The first is the recognised defence of public interest, which surely must be given great weight in this case when the topic of discussion is as important as terrorism and national security.
It may have been prudent for the ministers not to have commented until after the reserved decision had been handed down. But, the unfortunate reality is that terrorism-related prosecutions are almost a continuous feature of the modern Australian legal landscape.
Punishing general comments about sentences for terrorism-related offences as contempt risks seriously curtailing public discussion about one of the most important issues presently facing both Australia and the world.
The second factor is that the relevant court proceeding was an appeal before judges, and not a trial by jury. Judges are expected to put prejudicial material to one side, and are not considered to be at risk of improper influence to the same extent as jurors. To find sub judice contempt in such a case would be unusual.
Scandalising the court
Scandalising the court is a more general form of contempt. It applies to publications seen as interfering with the continuing administration of justice by undermining public confidence in the courts.
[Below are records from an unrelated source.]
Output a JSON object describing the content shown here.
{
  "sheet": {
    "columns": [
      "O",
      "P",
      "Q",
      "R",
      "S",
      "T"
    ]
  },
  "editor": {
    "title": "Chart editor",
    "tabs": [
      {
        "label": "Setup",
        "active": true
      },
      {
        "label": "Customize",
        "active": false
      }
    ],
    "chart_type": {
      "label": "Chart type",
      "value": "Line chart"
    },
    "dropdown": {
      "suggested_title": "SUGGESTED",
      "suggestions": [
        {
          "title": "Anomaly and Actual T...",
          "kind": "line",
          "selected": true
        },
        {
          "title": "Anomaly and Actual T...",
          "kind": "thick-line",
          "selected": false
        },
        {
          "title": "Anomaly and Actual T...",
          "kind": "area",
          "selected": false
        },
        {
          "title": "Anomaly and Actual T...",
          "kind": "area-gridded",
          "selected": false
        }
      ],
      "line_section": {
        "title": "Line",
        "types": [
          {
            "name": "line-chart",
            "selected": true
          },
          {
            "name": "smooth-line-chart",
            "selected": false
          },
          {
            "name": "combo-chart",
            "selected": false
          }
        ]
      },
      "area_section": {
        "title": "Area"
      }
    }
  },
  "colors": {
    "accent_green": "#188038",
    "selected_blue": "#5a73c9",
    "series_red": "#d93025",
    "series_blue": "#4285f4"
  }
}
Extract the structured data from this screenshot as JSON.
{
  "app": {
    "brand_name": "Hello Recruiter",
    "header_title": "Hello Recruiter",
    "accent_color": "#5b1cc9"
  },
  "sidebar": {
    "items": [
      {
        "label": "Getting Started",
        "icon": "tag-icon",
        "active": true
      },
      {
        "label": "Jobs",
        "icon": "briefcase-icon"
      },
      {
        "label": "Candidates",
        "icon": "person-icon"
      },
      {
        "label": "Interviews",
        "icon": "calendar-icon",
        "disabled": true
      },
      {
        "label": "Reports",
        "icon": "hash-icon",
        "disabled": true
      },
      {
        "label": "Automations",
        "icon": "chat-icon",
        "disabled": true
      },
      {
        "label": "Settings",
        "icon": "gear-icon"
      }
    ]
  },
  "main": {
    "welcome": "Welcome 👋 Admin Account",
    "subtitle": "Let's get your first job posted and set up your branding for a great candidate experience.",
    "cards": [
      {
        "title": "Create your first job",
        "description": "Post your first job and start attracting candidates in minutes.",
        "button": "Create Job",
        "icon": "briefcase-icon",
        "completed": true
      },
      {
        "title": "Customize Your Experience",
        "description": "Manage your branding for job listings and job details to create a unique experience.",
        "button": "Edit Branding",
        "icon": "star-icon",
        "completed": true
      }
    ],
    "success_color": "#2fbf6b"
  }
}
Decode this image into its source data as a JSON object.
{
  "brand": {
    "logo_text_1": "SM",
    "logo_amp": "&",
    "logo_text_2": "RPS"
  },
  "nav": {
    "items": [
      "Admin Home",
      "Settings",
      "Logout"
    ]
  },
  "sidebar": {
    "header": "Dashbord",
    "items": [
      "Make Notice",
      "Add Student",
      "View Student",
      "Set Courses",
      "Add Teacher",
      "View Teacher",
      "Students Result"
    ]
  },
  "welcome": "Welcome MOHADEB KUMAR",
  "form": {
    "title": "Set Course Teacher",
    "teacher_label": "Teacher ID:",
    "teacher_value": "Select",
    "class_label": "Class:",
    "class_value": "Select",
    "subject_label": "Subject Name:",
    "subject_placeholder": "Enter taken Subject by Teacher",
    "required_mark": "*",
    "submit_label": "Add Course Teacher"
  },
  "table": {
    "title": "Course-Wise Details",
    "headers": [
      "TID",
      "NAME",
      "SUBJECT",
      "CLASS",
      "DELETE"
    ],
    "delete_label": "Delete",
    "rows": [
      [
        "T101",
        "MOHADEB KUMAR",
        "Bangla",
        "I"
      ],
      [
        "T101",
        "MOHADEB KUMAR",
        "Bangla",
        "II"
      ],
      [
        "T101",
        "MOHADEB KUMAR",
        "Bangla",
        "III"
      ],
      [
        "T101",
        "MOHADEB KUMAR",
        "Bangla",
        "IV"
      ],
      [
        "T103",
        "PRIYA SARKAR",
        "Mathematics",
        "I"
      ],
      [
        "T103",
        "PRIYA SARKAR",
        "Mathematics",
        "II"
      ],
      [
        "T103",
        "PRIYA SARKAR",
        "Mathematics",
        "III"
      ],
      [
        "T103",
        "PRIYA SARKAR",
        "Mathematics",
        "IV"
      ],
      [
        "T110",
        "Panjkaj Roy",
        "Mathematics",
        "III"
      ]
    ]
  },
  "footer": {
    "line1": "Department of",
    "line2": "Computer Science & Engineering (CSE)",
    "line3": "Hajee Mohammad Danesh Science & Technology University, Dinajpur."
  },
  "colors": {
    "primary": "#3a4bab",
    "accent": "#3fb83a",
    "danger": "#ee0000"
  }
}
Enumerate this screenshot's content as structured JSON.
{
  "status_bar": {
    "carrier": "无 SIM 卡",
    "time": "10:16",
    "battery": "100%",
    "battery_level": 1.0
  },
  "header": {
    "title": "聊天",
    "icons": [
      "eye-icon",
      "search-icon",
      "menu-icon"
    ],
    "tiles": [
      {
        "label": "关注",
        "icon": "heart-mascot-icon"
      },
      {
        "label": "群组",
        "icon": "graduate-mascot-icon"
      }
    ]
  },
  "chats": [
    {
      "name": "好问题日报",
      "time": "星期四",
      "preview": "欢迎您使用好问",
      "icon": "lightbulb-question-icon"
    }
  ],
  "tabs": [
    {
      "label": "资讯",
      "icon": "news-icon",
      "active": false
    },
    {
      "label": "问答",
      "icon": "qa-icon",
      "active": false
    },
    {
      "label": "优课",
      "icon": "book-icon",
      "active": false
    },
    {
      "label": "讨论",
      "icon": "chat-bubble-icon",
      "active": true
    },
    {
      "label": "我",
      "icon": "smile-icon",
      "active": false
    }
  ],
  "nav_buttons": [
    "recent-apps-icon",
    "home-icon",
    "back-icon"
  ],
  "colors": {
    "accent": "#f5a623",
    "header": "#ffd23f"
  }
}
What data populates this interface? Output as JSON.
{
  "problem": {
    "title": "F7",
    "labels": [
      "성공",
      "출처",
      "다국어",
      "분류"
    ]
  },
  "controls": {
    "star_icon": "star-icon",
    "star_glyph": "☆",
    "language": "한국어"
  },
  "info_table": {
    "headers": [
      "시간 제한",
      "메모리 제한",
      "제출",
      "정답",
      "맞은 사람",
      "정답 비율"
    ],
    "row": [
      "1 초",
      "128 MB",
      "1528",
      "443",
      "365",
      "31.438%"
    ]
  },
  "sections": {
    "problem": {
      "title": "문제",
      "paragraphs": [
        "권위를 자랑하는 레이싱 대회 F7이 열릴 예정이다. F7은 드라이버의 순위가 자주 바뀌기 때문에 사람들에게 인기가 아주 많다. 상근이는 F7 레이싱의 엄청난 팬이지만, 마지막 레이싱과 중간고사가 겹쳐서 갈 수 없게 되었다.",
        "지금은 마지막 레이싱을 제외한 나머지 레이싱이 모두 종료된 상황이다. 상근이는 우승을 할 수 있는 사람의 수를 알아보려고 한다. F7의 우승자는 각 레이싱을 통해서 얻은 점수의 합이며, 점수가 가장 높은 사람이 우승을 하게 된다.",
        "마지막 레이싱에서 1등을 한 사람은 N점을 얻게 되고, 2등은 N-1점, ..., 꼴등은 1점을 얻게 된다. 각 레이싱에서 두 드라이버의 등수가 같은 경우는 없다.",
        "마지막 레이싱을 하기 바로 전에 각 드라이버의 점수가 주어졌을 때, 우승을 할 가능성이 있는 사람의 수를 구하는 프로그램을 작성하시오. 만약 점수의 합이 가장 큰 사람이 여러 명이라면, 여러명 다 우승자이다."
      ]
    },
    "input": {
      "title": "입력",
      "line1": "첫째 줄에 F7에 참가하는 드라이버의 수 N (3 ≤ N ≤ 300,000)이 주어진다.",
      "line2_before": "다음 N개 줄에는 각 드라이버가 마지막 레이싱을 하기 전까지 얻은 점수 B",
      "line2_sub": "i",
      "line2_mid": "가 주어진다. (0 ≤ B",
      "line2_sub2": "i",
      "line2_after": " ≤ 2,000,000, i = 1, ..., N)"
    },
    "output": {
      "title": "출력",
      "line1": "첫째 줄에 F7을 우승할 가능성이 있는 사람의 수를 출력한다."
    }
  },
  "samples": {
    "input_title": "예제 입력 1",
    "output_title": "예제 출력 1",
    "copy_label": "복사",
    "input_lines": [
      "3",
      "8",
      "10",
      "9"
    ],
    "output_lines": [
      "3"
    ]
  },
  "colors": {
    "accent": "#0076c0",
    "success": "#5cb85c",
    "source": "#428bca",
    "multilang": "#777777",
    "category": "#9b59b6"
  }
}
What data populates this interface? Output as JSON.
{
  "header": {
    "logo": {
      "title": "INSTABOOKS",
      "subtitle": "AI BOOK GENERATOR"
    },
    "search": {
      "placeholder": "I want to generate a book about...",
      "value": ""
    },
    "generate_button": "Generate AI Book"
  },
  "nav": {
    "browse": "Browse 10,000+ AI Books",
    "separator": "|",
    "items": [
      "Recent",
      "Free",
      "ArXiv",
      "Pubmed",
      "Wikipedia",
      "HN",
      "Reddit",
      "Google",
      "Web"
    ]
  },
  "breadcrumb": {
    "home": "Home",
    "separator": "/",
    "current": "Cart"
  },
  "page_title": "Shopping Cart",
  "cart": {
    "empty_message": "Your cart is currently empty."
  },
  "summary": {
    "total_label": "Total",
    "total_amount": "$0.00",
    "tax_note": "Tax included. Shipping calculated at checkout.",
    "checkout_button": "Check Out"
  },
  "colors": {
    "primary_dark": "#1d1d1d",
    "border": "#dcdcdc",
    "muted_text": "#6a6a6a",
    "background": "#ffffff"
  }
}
A publication may be held in contempt if it:
… aims at lowering the authority of the court as a whole or that of its judges and excites misgivings as to the integrity, propriety and impartiality brought to the exercise of the judicial office.
This is a jurisdiction that should only be exercised in exceptional cases. It is recognised that “the good sense of the community is ordinarily a sufficient safeguard” against improper judicial criticisms.
The general comments that were made about judicial appointments and “ideological experiments” arguably fall into this category. Justice Robert Beech-Jones described the comments as “a slur on the character of the Victorian judiciary”. He noted that:
… they should have never have been stated by any minister but especially by a minister in a government about a decision involving that government which is before the court.
Criticising the ministerial comments as being incorrect or unfounded is one thing. But this response seems to go further, and comes dangerously close to suggesting that any ministerial criticism of judicial appointments inevitably risks undermining public confidence in the judiciary.
Scandalising the court is a contempt that should only be applied in exceptional cases. Anything less than this results in the judiciary being perceived as effectively exempted from criticism, which itself runs the risk of undermining public confidence in the justice system.
What’s at stake?
This case is extremely unusual. It is one thing to criticise the statements the ministers made – and the Judicial Conference of Australia was quick to do so. It is quite another for the court to threaten contempt proceedings.
It is obviously important to protect the institutional integrity and independence of the judiciary.
However, it is also important that the judiciary and judicial decisions are not immune from criticism – particularly when the issues concerned involve matters of such high public importance as Australia’s response to terrorism.